La victoire inutile du PS
La victoire arithmétique du Parti socialiste aux élections municipales ne pourra pas masquer la vacuité déconcertante de sa stratégie et l'incertitude de son orientation. Il y avait quelques semaines déjà, le député socialiste de Paris, Jean-Christophe Cambadélis résumait le problème en craignant que le Ps se retrouve trop faible pour envisager de gouverner et trop fort pour se remettre en question.
Depuis l'élection présidentielle de 2002 et le coup de tonnerre provoqué par l'éviction de leur candidat dès le 1er tour, les socialistes ont reporté sine die le choix de leurs alliances à la mesure de leur visée hégémonique sur l'opposition. En six ans, les opportunités n'ont pourtant manqué pour clarifier la situation. Las, le Parti socialiste a préféré se laisser endormir par son Premier secrétaire soucieux de s'en tenir au plus petit commun dénominateur commun d'une famille dépourvue d'unité comme jamais. Retarder le choix des alliances n'est pas le signe d'un grand dessein pour demain. En même temps, le dénouement calamiteux de l'aventure gouvernementale de la "gauche plurielle" (de 1997 à 2002) a un peu plombé les velléités en la matière.
François Hollande a du talent pour composer et arrondir les angles. Curieusement, il arrange tout le monde sans plaire à personne. Il donne l'impression de faire don de lui-même pour couvrir la béance dans laquelle s'enfonce le parti.
Face à sa pusillanimité, Ségolène Royal a eu le courage d'afficher clairement un positionnement dès l'élection présidentielle de 2007, et de s'y tenir: "Bien sûr, il faut faire partout des alliances avec le Modem, vous connaissez ma position très claire sur ce sujet" a-t-elle déclaré dimanche soir.

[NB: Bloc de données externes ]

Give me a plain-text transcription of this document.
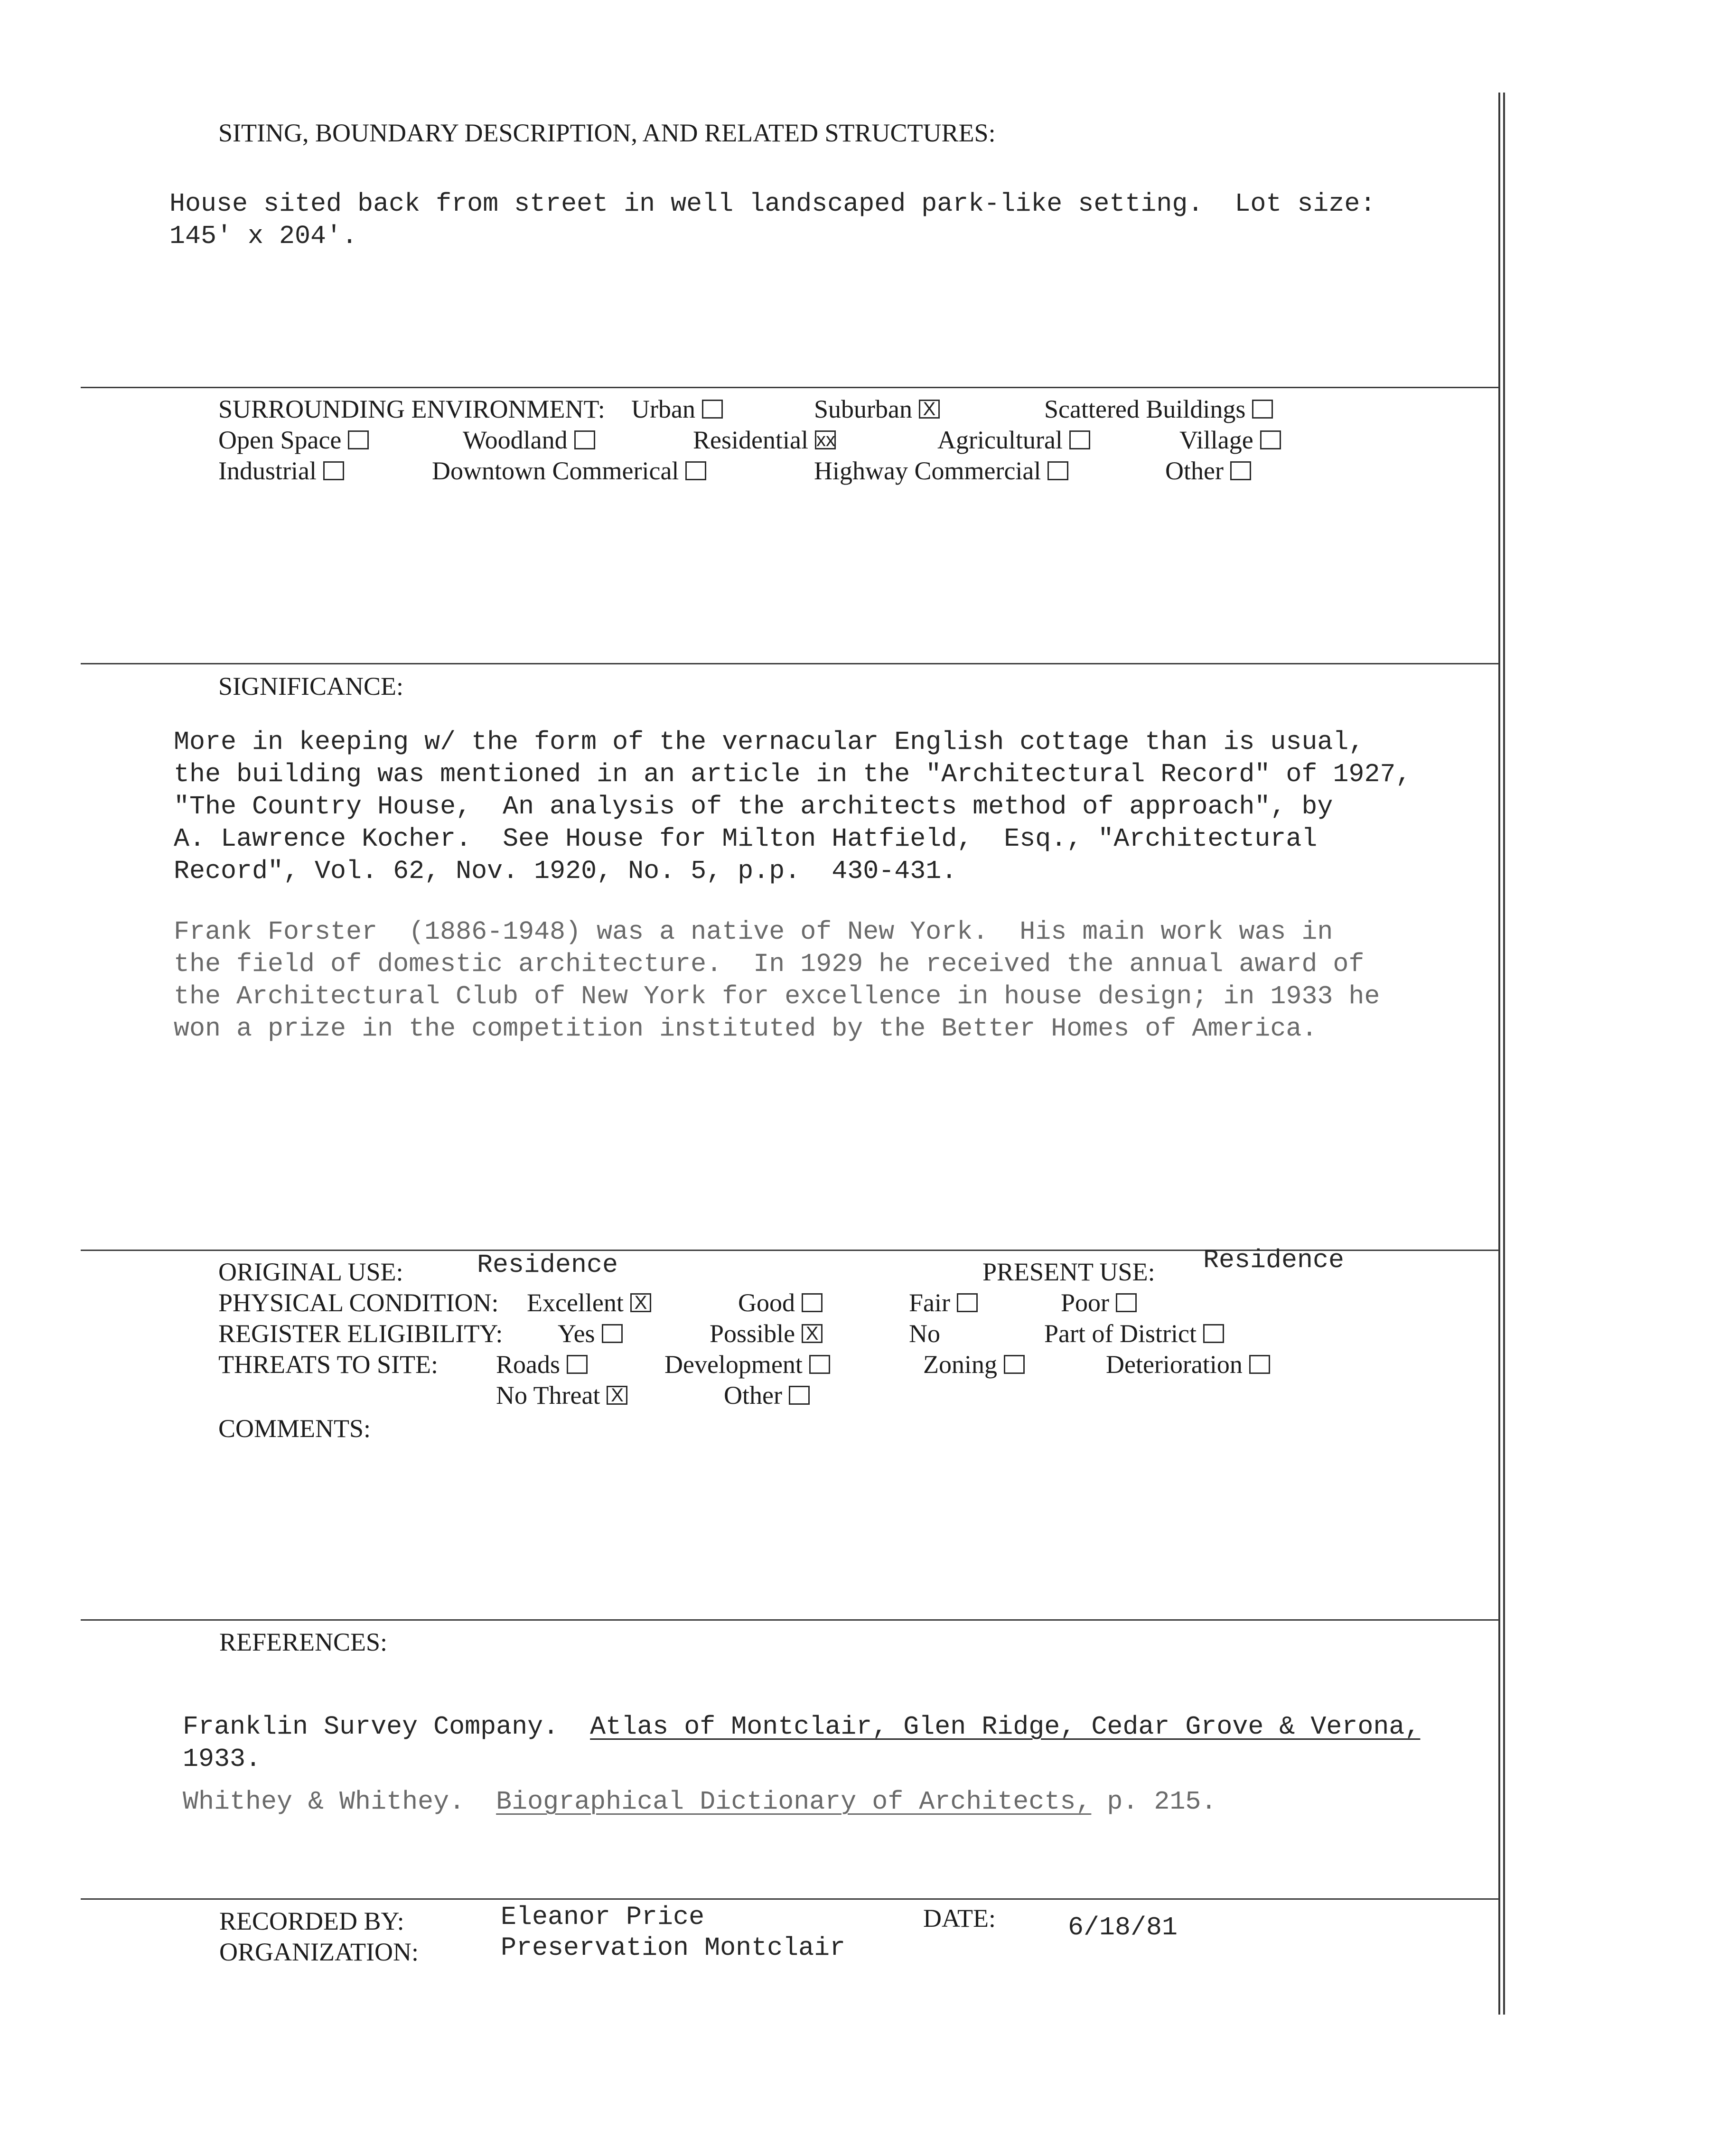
SITING, BOUNDARY DESCRIPTION, AND RELATED STRUCTURES:
House sited back from street in well landscaped park-like setting.  Lot size:
145' x 204'.
SURROUNDING ENVIRONMENT: Urban	Suburban X	Scattered Buildings
Open Space	Woodland	Residential xx	Agricultural	Village
Industrial	Downtown Commerical	Highway Commercial	Other
SIGNIFICANCE:
More in keeping w/ the form of the vernacular English cottage than is usual,
the building was mentioned in an article in the "Architectural Record" of 1927,
"The Country House,  An analysis of the architects method of approach", by
A. Lawrence Kocher.  See House for Milton Hatfield,  Esq., "Architectural
Record", Vol. 62, Nov. 1920, No. 5, p.p.  430-431.
Frank Forster  (1886-1948) was a native of New York.  His main work was in
the field of domestic architecture.  In 1929 he received the annual award of
the Architectural Club of New York for excellence in house design; in 1933 he
won a prize in the competition instituted by the Better Homes of America.
ORIGINAL USE:	Residence	PRESENT USE: Residence
PHYSICAL CONDITION: Excellent X	Good	Fair	Poor
REGISTER ELIGIBILITY: Yes	Possible X	No	Part of District
THREATS TO SITE: Roads	Development	Zoning	Deterioration
No Threat X	Other
COMMENTS:
REFERENCES:
Franklin Survey Company. Atlas of Montclair, Glen Ridge, Cedar Grove & Verona,
1933.
Whithey & Whithey. Biographical Dictionary of Architects, p. 215.
RECORDED BY:	Eleanor Price	DATE:	6/18/81
ORGANIZATION:	Preservation Montclair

De fait son assertivité jure avec la subtile ambiguïté de François Hollande qui déclare de son côté: "Aujourd'hui, nous ne sommes pas dans une stratégie d'alliance [avec le Modem]."
Cette divergence n'est pas juste la scène d'un ménage qui n'est plus. Il s'agit surtout d'une différence de vision dans la distance qu'on y met. Nourrie de son expérience de 2007 et forte de son statut exclusif de candidate à une élection présidentielle, Ségolène Royal est déjà tournée vers 2012. Elle sait que François Bayrou sera le principal concurrent du représentant du PS. Or si le Modem obtient aujourd'hui des scores faibles, il incarne avant tout le positionnement solitaire, et populaire, de son Président. De son côté, son ex-compagnon s'en tient pesamment aux fondamentaux définis par François Mitterrand qui consistaient à rassembler son camps pour ensuite aller au delà. Le hic c'est que d'une part, d'autres temps appellent d'autres moeurs. Aujourd'hui le morcellement des forces de gauche ne se gère pas forcément comme le Parti communiste lorsqu'il culminait à des scores électoraux avoisinnant les 20%. D'autre part, en dix ans passé à la tête du Parti socialiste, François Hollande sera tout juste parvenu à préserver la façade de son unité. C'est déjà beaucoup et en même temps si peu pour celui qui n'a sans doute pas abdiqué son ambition présidentielle.